Florence Howe, pioneer and architect of Women’s Studies as an academic discipline, died last month at 91. She founded The Feminist Press in 1970, devoting volumes to the unheard and the unsung. I remember when the press brought Kate Chopin’s work back into print, and how “The Awakening” became a staple of college English classes, along with Charlotte Perkins Gilman’s “The Yellow Wallpaper.”  But the press’s first titles were books for children. “The Dragon and the Doctor” was a preschool pamphlet by Barbara Danish; “Challenge to Become a Doctor: The Story of Elizabeth Blackwell,” by Leah Heyn, was at the time “the only book for children in the English language on a woman as doctor,” Howe stated in a 1972 New York Times interview.

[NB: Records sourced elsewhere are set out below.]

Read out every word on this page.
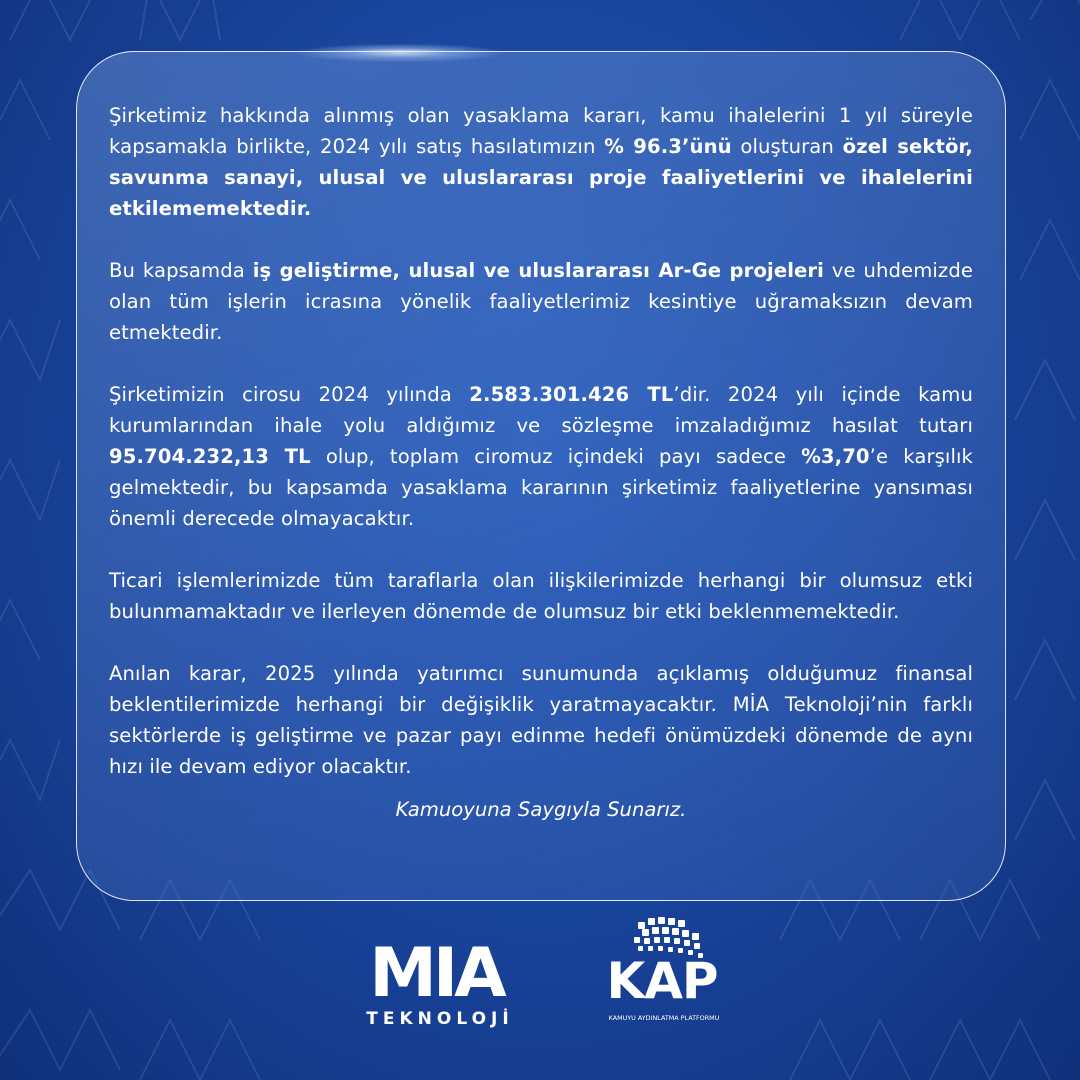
Şirketimiz hakkında alınmış olan yasaklama kararı, kamu ihalelerini 1 yıl süreyle kapsamakla birlikte, 2024 yılı satış hasılatımızın % 96.3’ünü oluşturan özel sektör, savunma sanayi, ulusal ve uluslararası proje faaliyetlerini ve ihalelerini etkilememektedir.

Bu kapsamda iş geliştirme, ulusal ve uluslararası Ar-Ge projeleri ve uhdemizde olan tüm işlerin icrasına yönelik faaliyetlerimiz kesintiye uğramaksızın devam etmektedir.

Şirketimizin cirosu 2024 yılında 2.583.301.426 TL’dir. 2024 yılı içinde kamu kurumlarından ihale yolu aldığımız ve sözleşme imzaladığımız hasılat tutarı 95.704.232,13 TL olup, toplam ciromuz içindeki payı sadece %3,70’e karşılık gelmektedir, bu kapsamda yasaklama kararının şirketimiz faaliyetlerine yansıması önemli derecede olmayacaktır.

Ticari işlemlerimizde tüm taraflarla olan ilişkilerimizde herhangi bir olumsuz etki bulunmamaktadır ve ilerleyen dönemde de olumsuz bir etki beklenmemektedir.

Anılan karar, 2025 yılında yatırımcı sunumunda açıklamış olduğumuz finansal beklentilerimizde herhangi bir değişiklik yaratmayacaktır. MİA Teknoloji’nin farklı sektörlerde iş geliştirme ve pazar payı edinme hedefi önümüzdeki dönemde de aynı hızı ile devam ediyor olacaktır.

Kamuoyuna Saygıyla Sunarız.

MIA
TEKNOLOJİ
KAP
KAMUYU AYDINLATMA PLATFORMU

I’ll remember Florence Howe best as the editor, with Ellen Bass, of No More Masks! An Anthology of Poems by Women (it was published in 1973, two years after I finished an M.F.A. in a program without a single woman faculty member).  In her introduction, Howe writes that their selections, especially from writers born before 1920, emphasize “The poem that queries what it is to be a woman, rather than the one that performs the role unthinkingly.” She notes that “…women writers esteemed by men are not ones to declaim themselves women,” and so, in her anthology of 20th century writers, collects poems of women’s lived experience, quoting Carolyn Kizer’s observation that we “…are the custodians of the world’s best-kept secret:/Merely the private lives of one-half of humanity.”

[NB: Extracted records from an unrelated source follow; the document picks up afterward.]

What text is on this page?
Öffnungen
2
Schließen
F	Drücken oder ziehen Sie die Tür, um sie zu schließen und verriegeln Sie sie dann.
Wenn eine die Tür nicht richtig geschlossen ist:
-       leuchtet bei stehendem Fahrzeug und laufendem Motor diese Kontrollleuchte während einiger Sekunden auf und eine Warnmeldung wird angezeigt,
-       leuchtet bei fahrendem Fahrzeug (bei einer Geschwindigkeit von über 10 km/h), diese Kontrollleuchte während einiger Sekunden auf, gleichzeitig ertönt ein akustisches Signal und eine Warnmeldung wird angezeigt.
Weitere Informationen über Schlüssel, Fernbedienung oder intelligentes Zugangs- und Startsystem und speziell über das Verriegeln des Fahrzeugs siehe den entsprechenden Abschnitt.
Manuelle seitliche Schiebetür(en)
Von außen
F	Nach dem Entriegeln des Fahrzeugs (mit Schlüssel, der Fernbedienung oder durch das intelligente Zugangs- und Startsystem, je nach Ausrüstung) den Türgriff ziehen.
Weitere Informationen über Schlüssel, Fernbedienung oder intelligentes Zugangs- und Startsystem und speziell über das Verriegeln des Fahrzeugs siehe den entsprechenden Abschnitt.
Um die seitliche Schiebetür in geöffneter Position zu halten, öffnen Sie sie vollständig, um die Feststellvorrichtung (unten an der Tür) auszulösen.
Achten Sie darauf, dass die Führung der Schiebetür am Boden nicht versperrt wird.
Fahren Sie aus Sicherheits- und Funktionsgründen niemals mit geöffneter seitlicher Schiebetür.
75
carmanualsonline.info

Many poets in Howe’s first section were new to me. Kaye Boyle’s “A communication to Nancy Cunard” electrifies with its mix of dramatic monologue, song, and transcripts from the Scottsboro Boys’ trial. Ruth Stone’s “I Have Three Daughters” undercuts family pieties: “…they couldn’t wait/For their mother to grow old.” Margaret Walker won the Yale Younger Poets Prize in 1942 yet didn’t publish a second book until 1970; her ballads recall women who “cast…spells and called the dead,” or “died with her boots on switching blades.” Naomi Replansky—alive today at 102—writes in “Housing Shortage”: “I tried to live small./I took a narrow bed” until her “needs grow…/All over and invading.” “Excuse me for living,” the poem’s penultimate stanza begins, and the Yiddishism, together with the poem’s 1952 publication date, resurrects the world inside my family’s first, tiny New York apartment.

It’s a commonplace now to note that aspiring writers need to find themselves reflected in literary culture in order to claim their standing within it. Reading the poets a 23-year-old Ellen Bass recovered from books—some out of print—and journals, I could find ways to navigate models set up by and for men who taught, to quote Howe, that “women were bad writers.” Her anthology celebrates multiplicities of style and sexual orientation; and, by my count, of the 87 writers selected, 20 are women of color.

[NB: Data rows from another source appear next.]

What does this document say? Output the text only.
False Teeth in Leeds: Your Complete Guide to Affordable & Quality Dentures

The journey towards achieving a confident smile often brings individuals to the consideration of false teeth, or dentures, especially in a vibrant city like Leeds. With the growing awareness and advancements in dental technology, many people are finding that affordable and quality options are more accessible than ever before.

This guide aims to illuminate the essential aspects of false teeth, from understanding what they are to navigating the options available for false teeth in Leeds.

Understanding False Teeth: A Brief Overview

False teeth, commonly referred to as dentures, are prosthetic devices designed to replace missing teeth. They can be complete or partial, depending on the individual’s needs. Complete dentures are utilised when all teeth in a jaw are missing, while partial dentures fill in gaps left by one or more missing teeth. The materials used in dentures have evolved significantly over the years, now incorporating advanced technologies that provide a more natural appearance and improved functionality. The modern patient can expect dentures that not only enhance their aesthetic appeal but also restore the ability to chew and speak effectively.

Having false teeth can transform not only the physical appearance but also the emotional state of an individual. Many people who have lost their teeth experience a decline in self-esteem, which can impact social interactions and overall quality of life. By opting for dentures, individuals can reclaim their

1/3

Howe and Bass invited 90 writers to participate; only 3 declined because “they did not wish to appear in a ‘segregated’ volume.” Surely one of those was Elizabeth Bishop. I speculate on the others: Diane Wakoski? Barbara Guest? Of 30 younger poets included in the anthology’s third section, less than half continued writing and publishing, at least as discoverable by Google. But returning to No More Masks! after almost 50 years still brings the pleasure of revelation, and, perhaps, prophecy. The volume is dedicated to “our sisters/in jail/underground/at war/whose lives are their poems.” In 2020, those possible futures loom for us all.